Так смотрела бы долго, да уж очень скорый, очень проворный сидел перед ней старичок. Кончил. Не утерпела, нагнулась к нему, спросила:
— Да как зовут-то тебя?
— Василий.
— Васей зовут… Вишь ты какой!
Разогнулась, шевельнула губами, шеей своей повела, грудь потрогала, рукой провела по ней — горячо груди, — солнце снаружи, сердце внутри…
— Васею, говоришь… Ну, прощай! Мне идти уж пора. Собралась, корзинку взяла, хотела поднять, но он ей не дал.
— Я тебе понесу.
— Ну, неси.
Пошли они рядом. Корзина была между ними. И улыбались, краснели стыдливые, осенние яблоки в ней. На углу другого базара спросил Василий:
— А это что там?
Через площадь в утреннем золоте сияла старая выставка.

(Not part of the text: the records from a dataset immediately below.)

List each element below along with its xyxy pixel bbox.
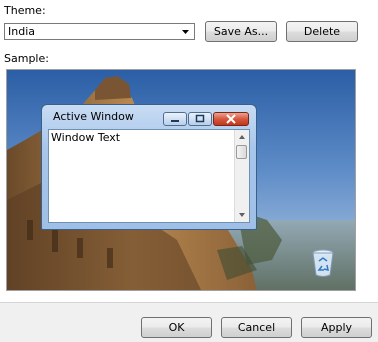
- cancel-button[interactable]: Cancel: [221, 317, 292, 338]
- active-window-title: Active Window: [53, 110, 134, 123]
- theme-label: Theme:: [4, 4, 46, 17]
- close-icon: [213, 112, 249, 126]
- window-text-sample: Window Text: [51, 131, 121, 144]
- recycle-bin-icon: [312, 249, 334, 277]
- maximize-icon: [188, 112, 212, 126]
- theme-dropdown[interactable]: India: [4, 23, 195, 40]
- scroll-down-icon: [239, 213, 245, 217]
- active-window-client-area: Window Text: [48, 129, 250, 223]
- theme-selected-value: India: [8, 25, 35, 38]
- save-as-button[interactable]: Save As...: [205, 21, 277, 42]
- apply-button[interactable]: Apply: [301, 317, 372, 338]
- scroll-up-icon: [239, 135, 245, 139]
- preview-scrollbar: [234, 130, 249, 222]
- theme-preview: Active Window Window Text: [6, 69, 356, 291]
- chevron-down-icon: [182, 30, 189, 34]
- ok-button[interactable]: OK: [141, 317, 212, 338]
- delete-button[interactable]: Delete: [286, 21, 358, 42]
- scrollbar-thumb: [236, 145, 247, 159]
- minimize-icon: [163, 112, 187, 126]
- sample-label: Sample:: [4, 52, 49, 65]
- active-window-preview: Active Window Window Text: [41, 104, 257, 230]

— Это господская выставка. Давно уж была. Закрытая.
— А там кто живет?
— Живут.
— Так мне туда надо.
Глеб сказал ему, где остановился.
Сразу вспомнил Василий о Глебе. Поставил корзину на землю.
— Значит, прощай?
— Прощай.
Отойдя шагов двадцать, он обернулся. Она уже шла, но обернулась тоже себе. Оба они рассмеялись и стояли так с полминуты.
— Ну, прощай, Минодора! — крикнул он ей еще раз.
— Прощай, богомолец! Держи!
И она ловко кинула ему еще яблоко. Как розовый мячик, блеснуло и покатилось оно по мягкой ласковой пыли. Старик поднял его, обтер ладонями рук и спрятал в карман.
Когда, совсем у входа на выставку, он обернулся еще раз на площадь, Минодоры уже не было.
XLII
Анна на цыпочках обошла весь дом: и Глеб, и брат еще спали.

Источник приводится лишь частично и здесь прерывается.